The Climate Council is on the record as suggesting that Australia is NOT on track to meet its target of reducing carbon emissions to below 2005 levels
by 2030. In addition, they note
This target is inadequate in terms of the science and Australia doing its fair share to tackle climate change. The independent Climate Change Authority recommended, in the lead up to the Paris climate talks in 2015, Australia adopt a 2030 emissions reduction target of 45-65% below 2005 levels.

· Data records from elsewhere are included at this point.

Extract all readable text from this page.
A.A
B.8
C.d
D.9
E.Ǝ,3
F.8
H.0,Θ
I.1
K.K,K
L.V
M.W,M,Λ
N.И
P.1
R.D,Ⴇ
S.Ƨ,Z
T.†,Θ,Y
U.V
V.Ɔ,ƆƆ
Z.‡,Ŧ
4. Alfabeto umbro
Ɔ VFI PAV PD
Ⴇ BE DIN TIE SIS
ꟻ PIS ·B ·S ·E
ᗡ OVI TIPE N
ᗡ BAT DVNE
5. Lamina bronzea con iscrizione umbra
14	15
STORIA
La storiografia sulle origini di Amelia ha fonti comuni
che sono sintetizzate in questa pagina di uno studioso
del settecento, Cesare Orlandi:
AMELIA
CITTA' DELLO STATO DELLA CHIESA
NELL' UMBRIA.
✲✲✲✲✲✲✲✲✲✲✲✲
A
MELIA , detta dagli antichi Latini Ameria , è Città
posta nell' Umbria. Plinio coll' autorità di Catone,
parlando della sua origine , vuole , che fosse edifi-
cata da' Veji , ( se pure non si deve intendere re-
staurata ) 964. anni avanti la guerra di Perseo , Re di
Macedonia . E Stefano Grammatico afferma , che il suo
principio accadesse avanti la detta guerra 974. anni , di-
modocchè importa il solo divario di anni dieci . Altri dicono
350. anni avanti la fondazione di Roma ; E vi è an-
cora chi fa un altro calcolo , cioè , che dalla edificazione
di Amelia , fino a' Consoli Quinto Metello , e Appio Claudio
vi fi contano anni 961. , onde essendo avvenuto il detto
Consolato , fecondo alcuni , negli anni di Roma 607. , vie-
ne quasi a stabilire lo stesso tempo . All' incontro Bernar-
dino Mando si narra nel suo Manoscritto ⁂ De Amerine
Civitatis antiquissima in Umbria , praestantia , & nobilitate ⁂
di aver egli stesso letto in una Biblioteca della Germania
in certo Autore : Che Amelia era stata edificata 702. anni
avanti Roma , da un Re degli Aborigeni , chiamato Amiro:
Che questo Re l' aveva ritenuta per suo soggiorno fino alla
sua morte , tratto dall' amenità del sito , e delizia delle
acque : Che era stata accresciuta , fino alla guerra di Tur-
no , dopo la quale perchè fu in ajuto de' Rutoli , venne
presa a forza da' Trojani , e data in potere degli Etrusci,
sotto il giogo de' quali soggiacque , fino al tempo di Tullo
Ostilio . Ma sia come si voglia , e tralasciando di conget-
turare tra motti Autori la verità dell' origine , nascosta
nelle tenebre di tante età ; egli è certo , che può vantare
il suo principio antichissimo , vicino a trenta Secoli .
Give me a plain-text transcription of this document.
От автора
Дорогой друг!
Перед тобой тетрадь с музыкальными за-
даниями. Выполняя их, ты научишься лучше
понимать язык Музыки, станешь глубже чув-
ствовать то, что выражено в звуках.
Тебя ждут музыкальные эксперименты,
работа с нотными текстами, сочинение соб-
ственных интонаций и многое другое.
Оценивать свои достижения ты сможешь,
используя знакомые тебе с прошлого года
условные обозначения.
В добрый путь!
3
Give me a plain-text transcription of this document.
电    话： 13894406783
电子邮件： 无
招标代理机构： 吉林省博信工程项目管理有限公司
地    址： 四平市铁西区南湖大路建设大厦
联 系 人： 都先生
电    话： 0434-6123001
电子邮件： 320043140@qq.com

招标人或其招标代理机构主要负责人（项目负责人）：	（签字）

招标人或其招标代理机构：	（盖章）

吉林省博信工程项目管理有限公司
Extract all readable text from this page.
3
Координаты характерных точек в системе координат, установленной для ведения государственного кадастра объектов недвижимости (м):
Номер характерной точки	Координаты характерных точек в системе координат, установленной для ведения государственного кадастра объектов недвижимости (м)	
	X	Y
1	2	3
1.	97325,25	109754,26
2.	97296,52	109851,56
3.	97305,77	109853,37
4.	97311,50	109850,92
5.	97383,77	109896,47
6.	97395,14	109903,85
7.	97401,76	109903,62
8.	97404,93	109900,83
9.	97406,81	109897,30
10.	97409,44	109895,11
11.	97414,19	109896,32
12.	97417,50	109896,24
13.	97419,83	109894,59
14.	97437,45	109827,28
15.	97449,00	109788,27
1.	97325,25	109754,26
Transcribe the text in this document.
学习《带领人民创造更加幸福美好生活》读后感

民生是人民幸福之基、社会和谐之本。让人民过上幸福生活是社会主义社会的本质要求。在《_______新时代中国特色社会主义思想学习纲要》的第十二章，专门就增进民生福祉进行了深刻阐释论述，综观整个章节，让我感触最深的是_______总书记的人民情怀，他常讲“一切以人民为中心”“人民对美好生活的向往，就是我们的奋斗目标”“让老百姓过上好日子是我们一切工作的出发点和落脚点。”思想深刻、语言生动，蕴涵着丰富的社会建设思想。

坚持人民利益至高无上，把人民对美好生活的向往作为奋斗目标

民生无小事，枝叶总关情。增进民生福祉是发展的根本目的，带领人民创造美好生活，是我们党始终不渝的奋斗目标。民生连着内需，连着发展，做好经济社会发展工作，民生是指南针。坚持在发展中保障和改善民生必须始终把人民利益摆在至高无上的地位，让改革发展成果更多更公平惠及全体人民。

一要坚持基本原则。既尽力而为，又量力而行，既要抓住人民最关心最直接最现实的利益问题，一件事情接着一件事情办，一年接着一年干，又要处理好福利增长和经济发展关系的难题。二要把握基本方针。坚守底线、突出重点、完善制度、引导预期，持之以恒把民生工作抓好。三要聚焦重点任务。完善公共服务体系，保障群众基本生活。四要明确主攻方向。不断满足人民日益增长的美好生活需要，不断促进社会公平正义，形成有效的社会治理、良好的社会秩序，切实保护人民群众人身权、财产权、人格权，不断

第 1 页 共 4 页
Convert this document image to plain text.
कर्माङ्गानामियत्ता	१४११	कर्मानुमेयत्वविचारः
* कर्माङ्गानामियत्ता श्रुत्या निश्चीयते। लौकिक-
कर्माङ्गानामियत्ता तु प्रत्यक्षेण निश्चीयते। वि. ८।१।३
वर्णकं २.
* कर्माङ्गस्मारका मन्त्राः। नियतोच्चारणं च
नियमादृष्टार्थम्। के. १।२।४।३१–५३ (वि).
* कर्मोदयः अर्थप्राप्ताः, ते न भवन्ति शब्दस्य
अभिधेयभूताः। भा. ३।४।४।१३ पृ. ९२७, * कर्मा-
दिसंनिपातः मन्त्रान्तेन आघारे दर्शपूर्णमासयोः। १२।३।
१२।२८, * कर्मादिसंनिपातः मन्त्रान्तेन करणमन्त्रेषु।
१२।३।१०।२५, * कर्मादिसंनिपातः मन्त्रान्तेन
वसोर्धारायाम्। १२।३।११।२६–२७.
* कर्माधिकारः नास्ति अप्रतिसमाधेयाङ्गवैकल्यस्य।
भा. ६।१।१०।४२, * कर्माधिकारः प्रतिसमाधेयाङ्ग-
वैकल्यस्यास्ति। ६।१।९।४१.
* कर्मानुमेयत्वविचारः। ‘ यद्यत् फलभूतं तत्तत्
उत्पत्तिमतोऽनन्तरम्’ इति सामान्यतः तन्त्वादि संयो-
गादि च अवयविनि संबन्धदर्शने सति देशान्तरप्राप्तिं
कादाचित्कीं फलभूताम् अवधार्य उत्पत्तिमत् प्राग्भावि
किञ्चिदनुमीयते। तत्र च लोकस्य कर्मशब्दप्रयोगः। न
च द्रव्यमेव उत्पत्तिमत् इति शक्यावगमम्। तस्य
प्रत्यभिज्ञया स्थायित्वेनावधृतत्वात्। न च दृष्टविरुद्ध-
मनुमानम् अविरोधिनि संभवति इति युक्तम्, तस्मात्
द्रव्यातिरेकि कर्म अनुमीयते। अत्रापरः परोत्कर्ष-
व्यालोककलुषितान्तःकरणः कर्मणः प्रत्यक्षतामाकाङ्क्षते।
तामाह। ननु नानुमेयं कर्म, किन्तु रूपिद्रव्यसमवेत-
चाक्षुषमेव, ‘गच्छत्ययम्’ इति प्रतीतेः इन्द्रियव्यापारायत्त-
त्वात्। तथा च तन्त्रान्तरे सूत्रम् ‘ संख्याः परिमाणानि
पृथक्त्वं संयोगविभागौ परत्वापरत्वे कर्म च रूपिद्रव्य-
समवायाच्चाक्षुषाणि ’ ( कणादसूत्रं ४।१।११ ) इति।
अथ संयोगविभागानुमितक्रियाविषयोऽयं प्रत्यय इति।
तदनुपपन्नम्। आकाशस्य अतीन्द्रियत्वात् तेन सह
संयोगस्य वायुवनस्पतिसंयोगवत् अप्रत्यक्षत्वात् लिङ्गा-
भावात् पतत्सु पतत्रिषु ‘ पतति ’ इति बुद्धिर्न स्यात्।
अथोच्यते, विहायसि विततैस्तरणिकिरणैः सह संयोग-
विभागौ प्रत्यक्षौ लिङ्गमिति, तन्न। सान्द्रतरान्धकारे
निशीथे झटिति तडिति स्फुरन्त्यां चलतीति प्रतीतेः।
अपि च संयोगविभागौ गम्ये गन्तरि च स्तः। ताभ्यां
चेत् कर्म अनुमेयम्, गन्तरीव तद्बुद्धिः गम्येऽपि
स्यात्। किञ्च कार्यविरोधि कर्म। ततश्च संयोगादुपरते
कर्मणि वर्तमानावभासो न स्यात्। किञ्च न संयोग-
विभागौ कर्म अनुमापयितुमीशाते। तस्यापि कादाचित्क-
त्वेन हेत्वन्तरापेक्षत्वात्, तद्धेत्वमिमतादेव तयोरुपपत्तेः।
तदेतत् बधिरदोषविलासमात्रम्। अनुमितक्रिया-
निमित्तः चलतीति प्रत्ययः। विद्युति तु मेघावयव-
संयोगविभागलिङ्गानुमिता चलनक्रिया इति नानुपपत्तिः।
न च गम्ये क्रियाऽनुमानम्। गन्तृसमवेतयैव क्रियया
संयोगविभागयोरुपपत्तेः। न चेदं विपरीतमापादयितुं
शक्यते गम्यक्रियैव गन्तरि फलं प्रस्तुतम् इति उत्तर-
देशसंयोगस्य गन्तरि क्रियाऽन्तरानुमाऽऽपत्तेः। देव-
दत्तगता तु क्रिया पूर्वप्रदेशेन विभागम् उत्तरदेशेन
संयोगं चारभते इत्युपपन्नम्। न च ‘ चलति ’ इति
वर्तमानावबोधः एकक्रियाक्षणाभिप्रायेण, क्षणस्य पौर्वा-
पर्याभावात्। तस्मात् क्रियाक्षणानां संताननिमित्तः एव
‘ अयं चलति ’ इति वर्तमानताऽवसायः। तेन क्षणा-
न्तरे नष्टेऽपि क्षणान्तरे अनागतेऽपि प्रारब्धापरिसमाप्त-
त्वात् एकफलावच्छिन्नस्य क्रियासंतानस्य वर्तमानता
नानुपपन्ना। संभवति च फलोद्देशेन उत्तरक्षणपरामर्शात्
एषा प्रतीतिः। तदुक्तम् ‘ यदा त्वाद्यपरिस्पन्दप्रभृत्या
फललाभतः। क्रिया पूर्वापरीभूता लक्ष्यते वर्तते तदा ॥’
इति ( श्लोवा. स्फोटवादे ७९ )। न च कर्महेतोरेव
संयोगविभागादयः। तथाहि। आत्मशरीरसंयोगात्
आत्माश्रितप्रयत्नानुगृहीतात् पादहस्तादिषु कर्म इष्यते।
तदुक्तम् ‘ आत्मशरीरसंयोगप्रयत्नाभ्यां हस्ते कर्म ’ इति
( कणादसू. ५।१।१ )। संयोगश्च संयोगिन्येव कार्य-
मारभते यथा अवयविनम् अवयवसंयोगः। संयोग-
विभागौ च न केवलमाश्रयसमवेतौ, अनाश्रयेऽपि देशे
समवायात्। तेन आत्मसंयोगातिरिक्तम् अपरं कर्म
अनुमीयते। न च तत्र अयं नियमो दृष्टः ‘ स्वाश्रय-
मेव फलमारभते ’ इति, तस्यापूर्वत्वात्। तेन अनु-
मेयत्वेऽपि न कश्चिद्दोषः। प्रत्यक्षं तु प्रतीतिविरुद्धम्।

Australia’s 2030 target is economy wide, meaning that Australia must reduce total greenhouse gas pollution taking into account emissions from all sectors - electricity, stationary energy, transport, fugitive emissions, industry, agriculture, waste and land use.
Morrison insists Australia will meet the target ‘
in a canter’ (partial paywall), and in the last week or so announced a number of ‘measures’ to demonstrate his ‘commitment’. Given Morrison was the one handing a piece of coal around in the Parliament not that long ago and his party was the one claiming earlier this decade an emissions trading scheme would wipe out Whyalla and generate the $100 lamb roast, you really have to question the claim. Well
The Saturday Paper did, (partial paywall) using evidence, and
not favourably
Having seen the policy and watched Morrison’s misrepresentations of climate reality in media interviews, Tim Baxter, a fellow of the Law School and associate of the Climate and Energy College at Melbourne University, doesn’t see Australia cantering towards its climate goals. He sees a gallop. The “Gish gallop”.
For those unfamiliar with the term — as I was when Baxter used it — the Gish gallop is a rhetorical technique, named for an American creationist, Duane Gish, who employed it.
As Baxter explains: “It’s a term for when you throw out copious amounts of half-truths and baseless claims in rapid succession, knowing your opponent cannot rebut each one in the available time. It’s based on the premise that it takes vastly more effort to debunk nonsense than it takes to put it out in the first place.”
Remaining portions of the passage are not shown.